Die Serie hält sich dabei überhaupt nicht zurück. Kämpfe sind hier nicht einfach nur coole Actionsequenzen, nach denen alle wieder aufstehen und weitermachen. Jeder Schlag fühlt sich an, jede Verletzung hat Konsequenzen und manchmal merkt man als Zuschauer ziemlich schnell, dass hier eben nicht jeder am Ende gerettet wird. Genau dadurch entsteht eine Spannung, die ich bei vielen anderen Superheldengeschichten mittlerweile vermisse.

Gleichzeitig verliert Invincible nie seine Figuren aus den Augen. Mark ist ein unglaublich sympathischer Hauptcharakter, weil er eben noch lange nicht der perfekte Held ist. Er macht Fehler, zweifelt an sich und versucht verzweifelt, sein normales Leben mit seinen neuen Fähigkeiten zu verbinden. Während er lernen muss, was Verantwortung wirklich bedeutet, merkt man aber auch immer mehr, dass er in einer Welt lebt, die deutlich komplizierter ist, als er zunächst dachte.

Dazu kommt eine richtig starke Inszenierung. Die Animation wirkt auf den ersten Blick vielleicht etwas schlicht, doch gerade dadurch funktionieren die plötzlichen Gewaltausbrüche und Actionsequenzen teilweise noch besser. Die Kämpfe sind dynamisch, kreativ und teilweise so kompromisslos, dass man schnell versteht, warum diese Serie definitiv nichts für Kinder ist.

Und dann kommt dieses Finale.

Ich glaube, jeder, der die erste Staffel gesehen hat, weiß genau, was ich meine. Die letzten Folgen gehören für mich zu den besten, die ich jemals in einer Superheldengeschichte gesehen habe. Alles, was vorher aufgebaut wurde, läuft hier zusammen. Der Konflikt zwischen Mark und seinem Vater eskaliert und plötzlich wird aus einer vermeintlich klassischen Superheldengeschichte etwas emotional unglaublich Brutales.
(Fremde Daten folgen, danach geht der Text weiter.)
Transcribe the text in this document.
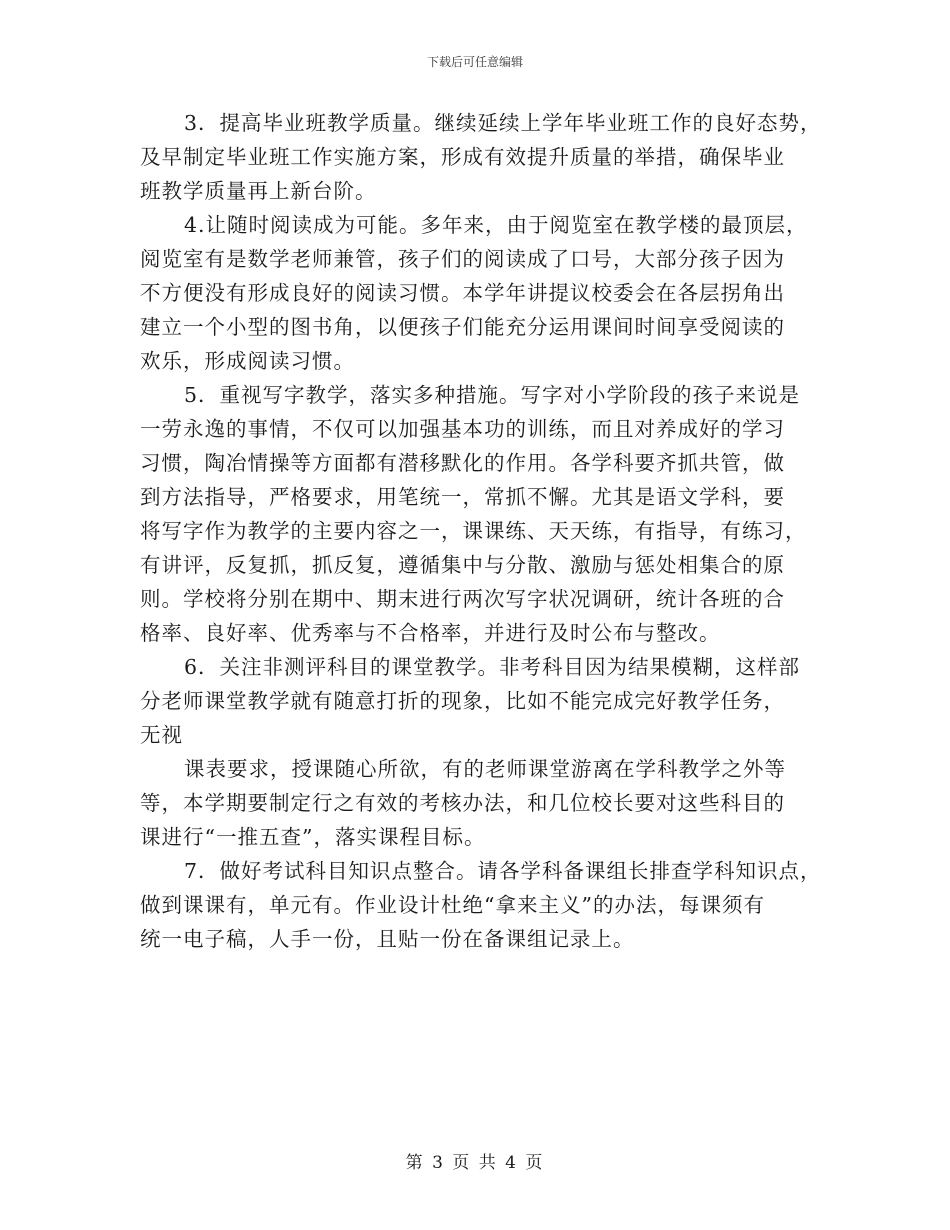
下载后可任意编辑
3．提高毕业班教学质量。继续延续上学年毕业班工作的良好态势，
及早制定毕业班工作实施方案，形成有效提升质量的举措，确保毕业
班教学质量再上新台阶。
4.让随时阅读成为可能。多年来，由于阅览室在教学楼的最顶层，
阅览室有是数学老师兼管，孩子们的阅读成了口号，大部分孩子因为
不方便没有形成良好的阅读习惯。本学年讲提议校委会在各层拐角出
建立一个小型的图书角，以便孩子们能充分运用课间时间享受阅读的
欢乐，形成阅读习惯。
5．重视写字教学，落实多种措施。写字对小学阶段的孩子来说是
一劳永逸的事情，不仅可以加强基本功的训练，而且对养成好的学习
习惯，陶冶情操等方面都有潜移默化的作用。各学科要齐抓共管，做
到方法指导，严格要求，用笔统一，常抓不懈。尤其是语文学科，要
将写字作为教学的主要内容之一，课课练、天天练，有指导，有练习，
有讲评，反复抓，抓反复，遵循集中与分散、激励与惩处相集合的原
则。学校将分别在期中、期末进行两次写字状况调研，统计各班的合
格率、良好率、优秀率与不合格率，并进行及时公布与整改。
6．关注非测评科目的课堂教学。非考科目因为结果模糊，这样部
分老师课堂教学就有随意打折的现象，比如不能完成完好教学任务，
无视
课表要求，授课随心所欲，有的老师课堂游离在学科教学之外等
等，本学期要制定行之有效的考核办法，和几位校长要对这些科目的
课进行“一推五查”，落实课程目标。
7．做好考试科目知识点整合。请各学科备课组长排查学科知识点，
做到课课有，单元有。作业设计杜绝“拿来主义”的办法，每课须有
统一电子稿，人手一份，且贴一份在备课组记录上。
第 3 页 共 4 页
Das Finale ist schockierend, brutal und gleichzeitig verdammt gut geschrieben. Es beantwortet nicht einfach nur Fragen, sondern stellt neue und sorgt dafür, dass man nach dem Abspann eigentlich sofort wissen möchte, wie es weitergeht. Genau so beendet man eine Staffel.

Invincible Staffel 1 ist für mich weit mehr als nur eine weitere Superheldenserie. Sie nimmt ein Genre, das man eigentlich zu kennen glaubt, und zeigt, wie viel mehr darin stecken kann. Superkräfte, Action und Gewalt stehen zwar im Mittelpunkt, aber am Ende geht es vor allem um Menschen, Familie und die Konsequenzen ihrer Entscheidungen.

Für mich gehört die erste Staffel von Invincible schon jetzt zu den besten Superheldengeschichten der letzten Jahre. Und nach diesem Finale war für mich eines klar: Ich musste sofort weiterschauen.